SSASs are bouncing back because a SSAS can do everything a Sipp can - plus more. It can loan back to sponsoring companies, it can buy shares in sponsoring companies and you can do pooling for property purchases. It is also much more flexible in terms of succession planning.

SSASs are really good vehicles for allowing the pension fund to invest in the client’s business. The economy is in a state now where people would like to get money into their companies and you cannot do this with a Sipp.

The economy is in a state now where people would like to get money into their companies and you cannot do this with a Sipp

What I think we are going to start to see is a return to the way things were in the mid-Nineties, where advisers were segmenting clients into self-employed and owner/director. The owners/ directors will go into SSAS and the self-employed will be put into Sipp, which makes perfect sense because that is the way these products are meant to work. I think we will see more advisers recommending SSAS, particularly with the RDR looming.

IFAs will be less driven by the nirvana of renewal-based commission on funds under management and they will become more driven by fee-based advice, which is one of the whole points behind the regulation.

What advisers will be doing is helping clients a lot more with creative planning, which a SSAS is ideal for.

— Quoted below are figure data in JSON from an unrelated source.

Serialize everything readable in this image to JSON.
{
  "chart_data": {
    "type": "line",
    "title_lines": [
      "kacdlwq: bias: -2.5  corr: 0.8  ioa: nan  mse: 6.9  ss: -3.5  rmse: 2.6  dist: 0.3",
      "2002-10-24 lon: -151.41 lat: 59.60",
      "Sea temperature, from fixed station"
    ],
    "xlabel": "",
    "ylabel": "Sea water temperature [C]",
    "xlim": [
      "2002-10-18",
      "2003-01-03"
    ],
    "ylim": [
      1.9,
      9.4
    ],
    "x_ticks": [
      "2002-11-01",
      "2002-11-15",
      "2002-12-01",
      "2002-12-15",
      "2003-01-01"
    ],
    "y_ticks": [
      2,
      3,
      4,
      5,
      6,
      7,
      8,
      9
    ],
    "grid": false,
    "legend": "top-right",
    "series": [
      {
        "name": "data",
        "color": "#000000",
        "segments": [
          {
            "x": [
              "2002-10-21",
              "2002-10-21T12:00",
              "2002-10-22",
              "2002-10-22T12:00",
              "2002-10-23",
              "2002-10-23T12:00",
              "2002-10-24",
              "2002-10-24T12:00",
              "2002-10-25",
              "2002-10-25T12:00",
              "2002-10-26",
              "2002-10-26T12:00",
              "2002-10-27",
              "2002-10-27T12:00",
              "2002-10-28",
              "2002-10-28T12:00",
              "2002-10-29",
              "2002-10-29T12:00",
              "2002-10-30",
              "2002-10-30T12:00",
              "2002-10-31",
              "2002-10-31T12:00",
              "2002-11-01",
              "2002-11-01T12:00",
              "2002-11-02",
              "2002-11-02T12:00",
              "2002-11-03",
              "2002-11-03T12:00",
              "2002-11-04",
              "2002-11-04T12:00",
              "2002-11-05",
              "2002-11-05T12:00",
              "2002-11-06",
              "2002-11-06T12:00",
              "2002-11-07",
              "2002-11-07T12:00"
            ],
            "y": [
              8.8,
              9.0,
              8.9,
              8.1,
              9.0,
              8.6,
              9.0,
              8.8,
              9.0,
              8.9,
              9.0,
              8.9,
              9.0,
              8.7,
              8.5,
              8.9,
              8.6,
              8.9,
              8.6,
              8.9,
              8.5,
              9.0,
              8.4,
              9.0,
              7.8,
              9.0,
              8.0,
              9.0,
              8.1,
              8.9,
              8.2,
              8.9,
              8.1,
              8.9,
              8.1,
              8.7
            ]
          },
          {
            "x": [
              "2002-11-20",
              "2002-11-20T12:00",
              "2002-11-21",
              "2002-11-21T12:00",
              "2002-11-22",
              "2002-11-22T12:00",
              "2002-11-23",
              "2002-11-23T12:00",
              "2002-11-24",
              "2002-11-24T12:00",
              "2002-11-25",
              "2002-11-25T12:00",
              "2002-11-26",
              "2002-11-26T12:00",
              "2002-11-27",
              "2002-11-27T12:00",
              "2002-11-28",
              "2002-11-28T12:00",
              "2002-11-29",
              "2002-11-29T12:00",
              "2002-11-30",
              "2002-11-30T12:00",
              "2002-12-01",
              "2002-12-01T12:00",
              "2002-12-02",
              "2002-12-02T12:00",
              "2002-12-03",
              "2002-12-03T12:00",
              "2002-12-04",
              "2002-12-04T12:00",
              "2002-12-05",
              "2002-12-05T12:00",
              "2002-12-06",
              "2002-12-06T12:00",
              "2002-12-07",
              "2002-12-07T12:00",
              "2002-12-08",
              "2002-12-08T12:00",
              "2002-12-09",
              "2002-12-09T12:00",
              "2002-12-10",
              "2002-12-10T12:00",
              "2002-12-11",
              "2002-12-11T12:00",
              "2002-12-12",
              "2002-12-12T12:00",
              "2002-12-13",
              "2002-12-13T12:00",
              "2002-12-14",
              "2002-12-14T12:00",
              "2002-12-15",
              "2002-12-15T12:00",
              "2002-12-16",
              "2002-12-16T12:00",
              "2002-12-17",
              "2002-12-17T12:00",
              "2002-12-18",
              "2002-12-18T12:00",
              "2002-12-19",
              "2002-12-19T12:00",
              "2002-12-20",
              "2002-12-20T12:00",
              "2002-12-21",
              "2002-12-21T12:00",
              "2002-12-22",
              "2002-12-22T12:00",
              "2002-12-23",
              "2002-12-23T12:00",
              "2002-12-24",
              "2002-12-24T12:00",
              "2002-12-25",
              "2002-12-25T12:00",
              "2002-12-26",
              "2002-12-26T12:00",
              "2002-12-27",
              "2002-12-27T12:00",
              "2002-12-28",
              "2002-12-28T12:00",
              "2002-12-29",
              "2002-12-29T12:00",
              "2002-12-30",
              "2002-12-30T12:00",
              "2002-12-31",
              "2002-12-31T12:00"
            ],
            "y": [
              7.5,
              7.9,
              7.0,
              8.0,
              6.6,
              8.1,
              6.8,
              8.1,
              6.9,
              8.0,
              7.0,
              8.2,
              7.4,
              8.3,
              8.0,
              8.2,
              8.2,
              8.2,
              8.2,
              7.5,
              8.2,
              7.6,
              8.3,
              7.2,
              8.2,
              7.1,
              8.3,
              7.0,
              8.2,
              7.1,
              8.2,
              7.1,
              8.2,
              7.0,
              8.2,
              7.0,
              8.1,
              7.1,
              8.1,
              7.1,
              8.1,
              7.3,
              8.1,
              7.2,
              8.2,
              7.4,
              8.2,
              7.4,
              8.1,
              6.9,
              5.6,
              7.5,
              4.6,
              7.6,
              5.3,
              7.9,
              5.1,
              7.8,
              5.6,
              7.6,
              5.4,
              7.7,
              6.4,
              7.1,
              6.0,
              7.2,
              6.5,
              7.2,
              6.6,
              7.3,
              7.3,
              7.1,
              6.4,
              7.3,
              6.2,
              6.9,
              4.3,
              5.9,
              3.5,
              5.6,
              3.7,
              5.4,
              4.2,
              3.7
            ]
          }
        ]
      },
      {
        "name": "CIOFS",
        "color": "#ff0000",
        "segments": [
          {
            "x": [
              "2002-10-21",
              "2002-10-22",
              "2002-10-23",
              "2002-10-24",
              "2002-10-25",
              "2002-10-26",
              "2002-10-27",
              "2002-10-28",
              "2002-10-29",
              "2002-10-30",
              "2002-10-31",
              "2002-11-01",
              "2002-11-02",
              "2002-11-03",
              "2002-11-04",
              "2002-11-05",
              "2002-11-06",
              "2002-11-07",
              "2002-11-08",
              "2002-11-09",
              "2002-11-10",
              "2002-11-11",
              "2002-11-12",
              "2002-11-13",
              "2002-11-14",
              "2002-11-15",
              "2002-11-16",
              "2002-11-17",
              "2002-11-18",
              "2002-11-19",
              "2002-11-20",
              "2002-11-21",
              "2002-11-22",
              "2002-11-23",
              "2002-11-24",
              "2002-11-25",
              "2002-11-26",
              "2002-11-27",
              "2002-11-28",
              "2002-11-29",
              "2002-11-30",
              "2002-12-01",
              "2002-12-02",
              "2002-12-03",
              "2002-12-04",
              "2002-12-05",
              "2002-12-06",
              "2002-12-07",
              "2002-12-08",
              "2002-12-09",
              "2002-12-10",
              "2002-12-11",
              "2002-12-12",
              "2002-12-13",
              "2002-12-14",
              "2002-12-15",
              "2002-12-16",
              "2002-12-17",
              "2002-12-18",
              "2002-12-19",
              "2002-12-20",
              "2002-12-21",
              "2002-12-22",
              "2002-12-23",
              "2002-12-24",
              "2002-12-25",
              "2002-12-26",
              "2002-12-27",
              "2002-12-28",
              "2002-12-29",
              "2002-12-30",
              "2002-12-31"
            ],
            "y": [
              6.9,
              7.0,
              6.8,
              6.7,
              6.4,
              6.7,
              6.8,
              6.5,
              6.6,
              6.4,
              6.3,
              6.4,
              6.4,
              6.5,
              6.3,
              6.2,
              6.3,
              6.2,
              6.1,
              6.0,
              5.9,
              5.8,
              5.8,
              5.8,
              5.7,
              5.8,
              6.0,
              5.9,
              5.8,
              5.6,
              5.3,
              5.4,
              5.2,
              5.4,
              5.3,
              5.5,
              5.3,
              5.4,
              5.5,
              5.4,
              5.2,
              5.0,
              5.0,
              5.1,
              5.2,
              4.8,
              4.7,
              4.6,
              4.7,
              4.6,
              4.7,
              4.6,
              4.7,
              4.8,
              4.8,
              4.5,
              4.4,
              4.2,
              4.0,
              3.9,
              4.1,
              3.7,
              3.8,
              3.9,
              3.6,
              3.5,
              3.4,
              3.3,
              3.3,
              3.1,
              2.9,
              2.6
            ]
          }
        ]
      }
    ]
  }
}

Clients get their corporation tax relief on the money going in and they can use a SSAS in more innovative ways to get money back into their businesses. SSASs have more angles for creative tax planning, which I think advisers will do more and more of.

I am not saying that SSAS will replace Sipp but Sipp has plateaued and we are going to see an increase in the amount of SSAS business. SSASs are still specialist products for a specialist type of market but we are going to see them bouncing back.